Ce fut comme si elle était entourée d'un doux cocon, duveteux et agréablement chaud. Lidya se laissa aller à cet instant de pur délice et grogna un peu lorsqu'elle entendit la voix de Léa.
— Ouvrez maintenant les yeux, leur dit-elle.
La brunette avait des gouttelettes de sueur sur le front, dû à l'effort qu'elle venait de fournir.
Lorsqu'ils firent ce que leur demandait la jeune fille, ils se rendirent compte qu'ils n'étaient plus dans le salon des Johnson, mais au bord de la mer.

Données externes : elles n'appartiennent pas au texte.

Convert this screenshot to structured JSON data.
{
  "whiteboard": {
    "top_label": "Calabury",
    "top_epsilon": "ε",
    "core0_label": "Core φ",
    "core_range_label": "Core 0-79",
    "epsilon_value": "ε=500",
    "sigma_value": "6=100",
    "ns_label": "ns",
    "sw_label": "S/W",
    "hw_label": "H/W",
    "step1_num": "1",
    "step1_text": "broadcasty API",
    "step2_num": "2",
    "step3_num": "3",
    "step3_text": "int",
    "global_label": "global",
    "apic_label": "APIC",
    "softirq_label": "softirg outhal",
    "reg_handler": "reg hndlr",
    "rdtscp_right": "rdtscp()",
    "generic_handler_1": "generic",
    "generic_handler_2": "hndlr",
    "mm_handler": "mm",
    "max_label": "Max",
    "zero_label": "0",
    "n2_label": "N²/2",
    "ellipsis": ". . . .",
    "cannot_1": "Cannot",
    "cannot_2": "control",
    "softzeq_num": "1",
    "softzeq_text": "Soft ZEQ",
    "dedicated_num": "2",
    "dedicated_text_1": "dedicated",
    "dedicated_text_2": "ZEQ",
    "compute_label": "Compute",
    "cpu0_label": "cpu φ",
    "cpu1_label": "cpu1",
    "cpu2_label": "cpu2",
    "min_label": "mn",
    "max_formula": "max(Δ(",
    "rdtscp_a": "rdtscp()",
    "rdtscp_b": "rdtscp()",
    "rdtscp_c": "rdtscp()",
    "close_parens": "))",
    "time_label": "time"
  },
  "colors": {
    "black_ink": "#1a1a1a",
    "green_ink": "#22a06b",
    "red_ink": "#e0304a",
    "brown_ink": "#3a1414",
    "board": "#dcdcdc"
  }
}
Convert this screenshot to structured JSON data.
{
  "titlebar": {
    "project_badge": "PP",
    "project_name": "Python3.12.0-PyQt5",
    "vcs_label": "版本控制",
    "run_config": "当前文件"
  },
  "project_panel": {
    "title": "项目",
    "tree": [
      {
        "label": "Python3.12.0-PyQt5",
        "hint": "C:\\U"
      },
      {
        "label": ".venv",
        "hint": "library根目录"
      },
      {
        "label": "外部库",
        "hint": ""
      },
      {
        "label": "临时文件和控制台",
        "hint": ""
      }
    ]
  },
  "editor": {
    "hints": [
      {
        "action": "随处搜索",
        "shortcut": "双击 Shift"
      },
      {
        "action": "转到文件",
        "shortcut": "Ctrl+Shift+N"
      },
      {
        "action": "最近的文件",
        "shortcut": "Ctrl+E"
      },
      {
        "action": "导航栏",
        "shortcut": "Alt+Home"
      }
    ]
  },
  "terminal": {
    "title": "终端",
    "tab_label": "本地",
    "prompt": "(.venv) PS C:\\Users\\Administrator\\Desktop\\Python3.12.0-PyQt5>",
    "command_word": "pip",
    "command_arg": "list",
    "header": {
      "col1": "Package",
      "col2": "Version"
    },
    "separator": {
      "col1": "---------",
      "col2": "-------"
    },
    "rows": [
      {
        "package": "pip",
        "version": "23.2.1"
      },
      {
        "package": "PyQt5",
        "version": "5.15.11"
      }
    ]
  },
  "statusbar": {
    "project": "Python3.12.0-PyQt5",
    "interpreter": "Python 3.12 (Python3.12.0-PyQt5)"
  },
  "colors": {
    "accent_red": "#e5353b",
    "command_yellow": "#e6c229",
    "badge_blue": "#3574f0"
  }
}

— Bravo, vous avez réussi, la félicita Gaël en lui donnant une gentille petite tape sur l'épaule.
Malgré lui, il jeta un coup d'œil furtif vers Lidya. L'air émerveillé qu'elle affichait fit naître un petit sourire sur ses lèvres, qu'il s'empressa de chasser. Reprenant son sérieux, il fit signe au petit groupe de l'attendre et sous leurs regards interrogateurs, plongea dans la mer. Quelques secondes plus tard, le portail reliant la Terre à Mirabel se matérialisa devant les trois jeunes filles, tout ahuries.
Le chef des rebelles mit un peu de temps à remonter à la surface. Une fois hors de l'eau, il alla rejoindre la princesse et ses gardiennes qui regardaient le portail avec intérêt et émerveillement.
— Je passe en premier pour m'assurer que rien ne nous attend de l'autre côté, fit-il d'une voix chaleureuse.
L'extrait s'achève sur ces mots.